If you can schmooze with stake-holders, explain esoteric subjects to non-technical people in a simple manner, and are pleasant to be around, _on top of_ being able to grok basically any code, you're "10x"
Comp-structure would beg to differ. Being able to do technical work that few others can gets you 5-20x the median.
Being able to navigate the Byzantine hallways of high-stakes executive politics, even more.
Being able to do both without flashing a “neuro-atypical” badge in any public way? You’re making 10-50MM a year.
Consensus around here tends to be that’s a lot more than 10x.

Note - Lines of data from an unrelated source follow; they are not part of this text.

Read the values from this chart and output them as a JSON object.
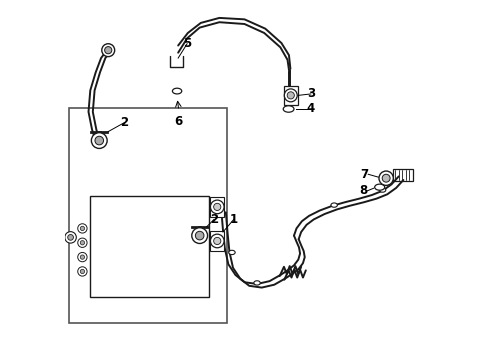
{
  "bg_color": "#ffffff",
  "line_color": "#1a1a1a",
  "label_color": "#000000",
  "figsize": [
    4.89,
    3.6
  ],
  "dpi": 100
}
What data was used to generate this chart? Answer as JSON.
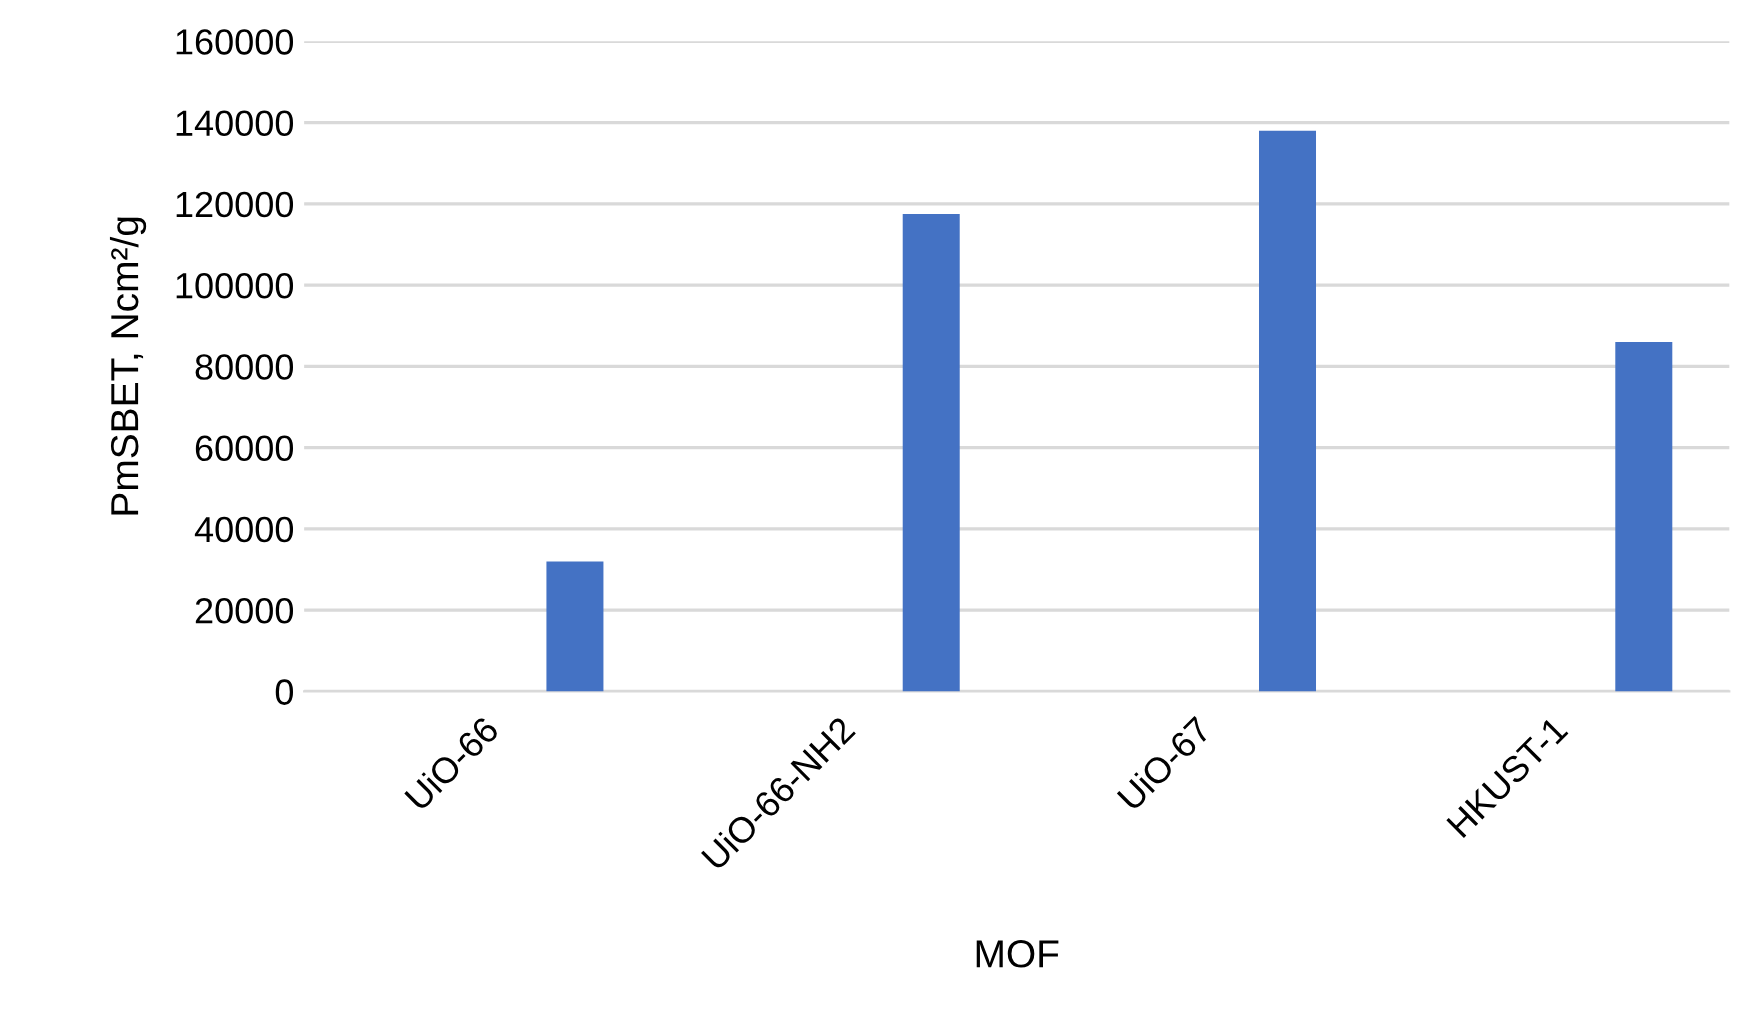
{
  "chart_data": {
    "type": "bar",
    "xlabel": "MOF",
    "ylabel": "PmSBET, Ncm²/g",
    "categories": [
      "UiO-66",
      "UiO-66-NH2",
      "UiO-67",
      "HKUST-1"
    ],
    "series": [
      {
        "color": "#4472c4",
        "values": [
          32000,
          117500,
          138000,
          86000
        ]
      }
    ],
    "ylim": [
      0,
      160000
    ],
    "yticks": [
      0,
      20000,
      40000,
      60000,
      80000,
      100000,
      120000,
      140000,
      160000
    ],
    "grid": "y"
  }
}
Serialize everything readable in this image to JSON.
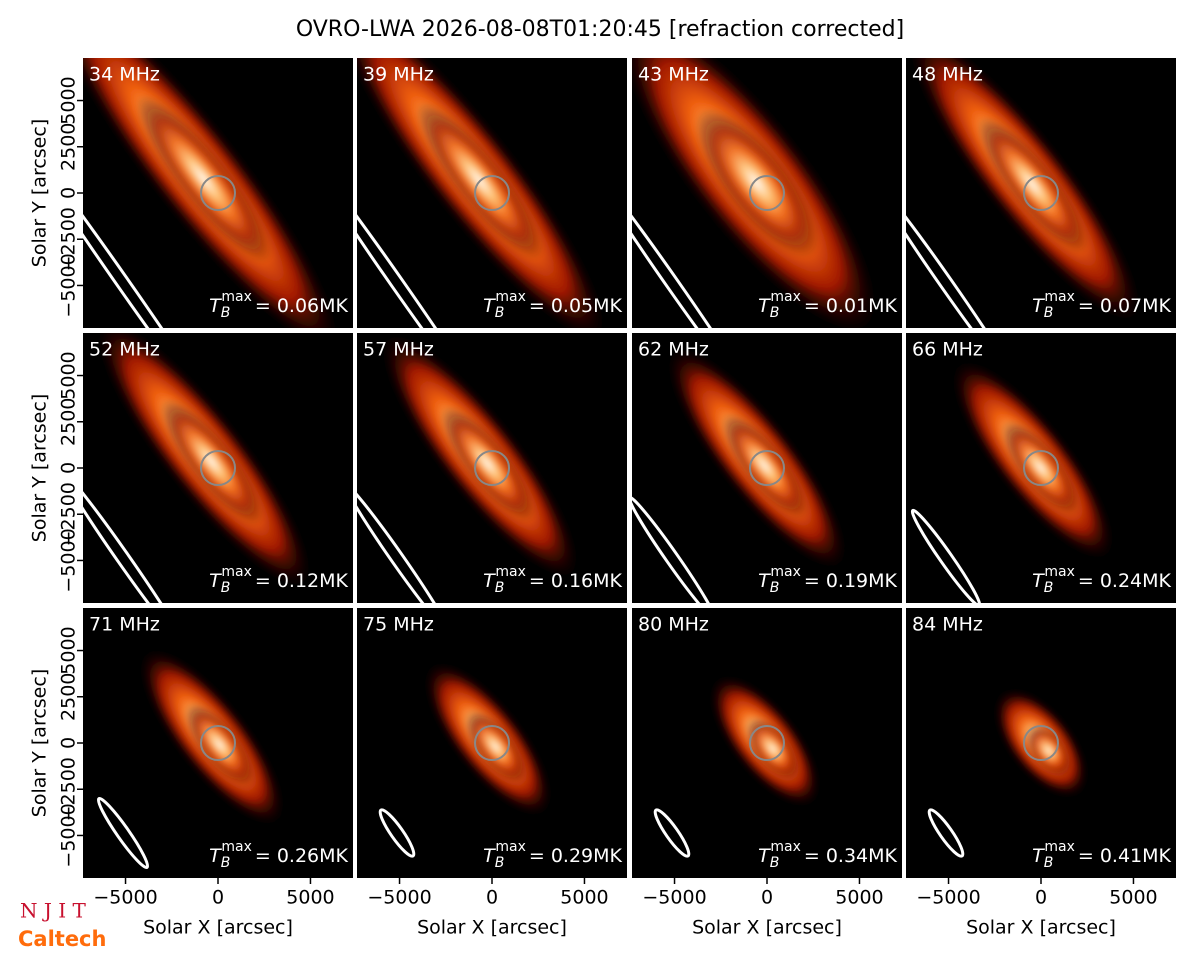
{
  "chart_data": {
    "type": "imagegrid",
    "title": "OVRO-LWA 2026-08-08T01:20:45 [refraction corrected]",
    "xlabel": "Solar X [arcsec]",
    "ylabel": "Solar Y [arcsec]",
    "xlim": [
      -7300,
      7300
    ],
    "ylim": [
      -7300,
      7300
    ],
    "xticks": [
      {
        "value": -5000,
        "label": "−5000"
      },
      0,
      5000
    ],
    "yticks": [
      {
        "value": -5000,
        "label": "−5000"
      },
      {
        "value": -2500,
        "label": "−2500"
      },
      0,
      2500,
      5000
    ],
    "tb_symbol": "T",
    "tb_sub": "B",
    "tb_sup": "max",
    "panels": [
      {
        "freq": "34 MHz",
        "tb": "= 0.06MK"
      },
      {
        "freq": "39 MHz",
        "tb": "= 0.05MK"
      },
      {
        "freq": "43 MHz",
        "tb": "= 0.01MK"
      },
      {
        "freq": "48 MHz",
        "tb": "= 0.07MK"
      },
      {
        "freq": "52 MHz",
        "tb": "= 0.12MK"
      },
      {
        "freq": "57 MHz",
        "tb": "= 0.16MK"
      },
      {
        "freq": "62 MHz",
        "tb": "= 0.19MK"
      },
      {
        "freq": "66 MHz",
        "tb": "= 0.24MK"
      },
      {
        "freq": "71 MHz",
        "tb": "= 0.26MK"
      },
      {
        "freq": "75 MHz",
        "tb": "= 0.29MK"
      },
      {
        "freq": "80 MHz",
        "tb": "= 0.34MK"
      },
      {
        "freq": "84 MHz",
        "tb": "= 0.41MK"
      }
    ],
    "logos": [
      "N J I T",
      "Caltech"
    ]
  }
}
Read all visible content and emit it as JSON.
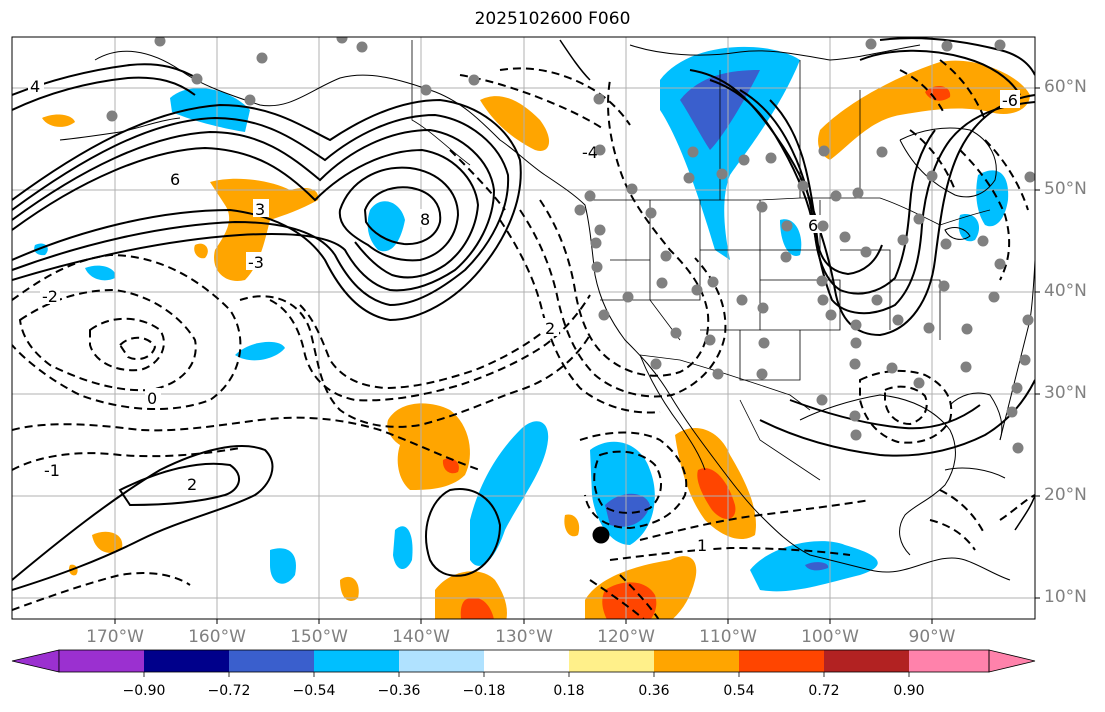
{
  "title": "2025102600 F060",
  "lat_labels": [
    "60°N",
    "50°N",
    "40°N",
    "30°N",
    "20°N",
    "10°N"
  ],
  "lon_labels": [
    "170°W",
    "160°W",
    "150°W",
    "140°W",
    "130°W",
    "120°W",
    "110°W",
    "100°W",
    "90°W"
  ],
  "colorbar": {
    "labels": [
      "−0.90",
      "−0.72",
      "−0.54",
      "−0.36",
      "−0.18",
      "0.18",
      "0.36",
      "0.54",
      "0.72",
      "0.90"
    ],
    "colors": [
      "#9b30d0",
      "#00008b",
      "#3a5fcd",
      "#00bfff",
      "#b0e2ff",
      "#ffffff",
      "#fff08a",
      "#ffa500",
      "#ff4500",
      "#b22222",
      "#ff82ab"
    ]
  },
  "fill_colors": {
    "light_blue": "#00bfff",
    "mid_blue": "#3a5fcd",
    "orange": "#ffa500",
    "red_orange": "#ff4500"
  },
  "contour_labels": [
    "4",
    "6",
    "8",
    "3",
    "-3",
    "2",
    "-2",
    "0",
    "-1",
    "1",
    "-4",
    "6",
    "2",
    "-6"
  ],
  "map_features": [
    "coastlines",
    "country-borders",
    "us-state-borders",
    "lat-lon-grid",
    "station-dots",
    "marker-dot"
  ]
}
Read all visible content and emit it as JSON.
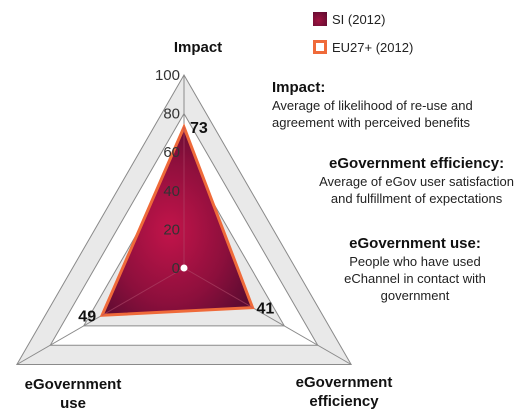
{
  "chart_data": {
    "type": "radar",
    "axes": [
      "Impact",
      "eGovernment efficiency",
      "eGovernment use"
    ],
    "axis_labels": {
      "impact": "Impact",
      "efficiency_line1": "eGovernment",
      "efficiency_line2": "efficiency",
      "use_line1": "eGovernment",
      "use_line2": "use"
    },
    "ticks": [
      "0",
      "20",
      "40",
      "60",
      "80",
      "100"
    ],
    "range": [
      0,
      100
    ],
    "series": [
      {
        "name": "SI (2012)",
        "values": [
          73,
          41,
          49
        ],
        "color": "#8a1038"
      },
      {
        "name": "EU27+ (2012)",
        "values": [
          73,
          41,
          49
        ],
        "color": "#ef6a3a"
      }
    ],
    "value_labels": [
      "73",
      "41",
      "49"
    ],
    "legend_placement": "top-right"
  },
  "notes": {
    "impact": {
      "title": "Impact:",
      "line1": "Average of likelihood of re-use and",
      "line2": "agreement with perceived benefits"
    },
    "efficiency": {
      "title": "eGovernment efficiency:",
      "line1": "Average of eGov user satisfaction",
      "line2": "and fulfillment of expectations"
    },
    "use": {
      "title": "eGovernment use:",
      "line1": "People who have used",
      "line2": "eChannel in contact with",
      "line3": "government"
    }
  }
}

So unless the market is utterly busted (which implies an exploitable arbitrage), the notion of a “10x” engineer is way low.
What do you reckon Carmack makes when he chooses to work? I bet it’s a lot more than 10x the median.
I read once in an article that a “10x engineer” is someone who empowers others around them to be better, thus creating a “greater than the sum of its parts” kind of dynamic.
So that’s just another way to think of it in addition to the purely technical and other areas
I'm a firm believer in that any team that actually works together is greater than the sum of its parts. Teamwork is simply a quality multiplicator, we don't produce great work in a vacuum.
It can be existential to a startup to get a good engineer that can get an MVP up in two months, versus a big team that takes 3 years to create the same MVP.
The next two hires also need to be good. Then the 4th hire can be a specialist, they do not need to be better at anything - they are just there so that your champion(s) can keep produce 3 golden eggs per day instead of 1 golden egg plus 2 clay eggs, because you do need those clay eggs.
Great engineer = 1 golden egg per day, or 3 clay eggs per day.
Average engineer = 1 clay egg per day, or 10 days for a golden egg.
To maximize productivity you hire average engineers to produce the clay eggs.
This reads a lot different for me now that work is more remote. I am running into a LOT more bad coworkers now. Likely people taking two remote jobs and scamming us.
I am too and its really upsetting me. At my current company I've noted three separate individuals who are clearly scamming the system. Never saw that before remote work took over.
Imo, you have to choose between high perf 10x devs working in silos or a mediocre, but predictable team work that uses 10x as many devs to accomplish the same. The business wants to see a 10x dev as someone who "enables others to achieve more", but that's bs - 10x devs despise messy people problems and instead concentrate all their energy in one field. Nearly all geniuses were jerks on personal level.
When faced with difficult problems, there is a very large difference in effectiveness between engineers. And it's not a one-dimensional scale, a brilliant engineer in one area can be quite average when solving different types of problems due to lack of context/domain knowledge/experience.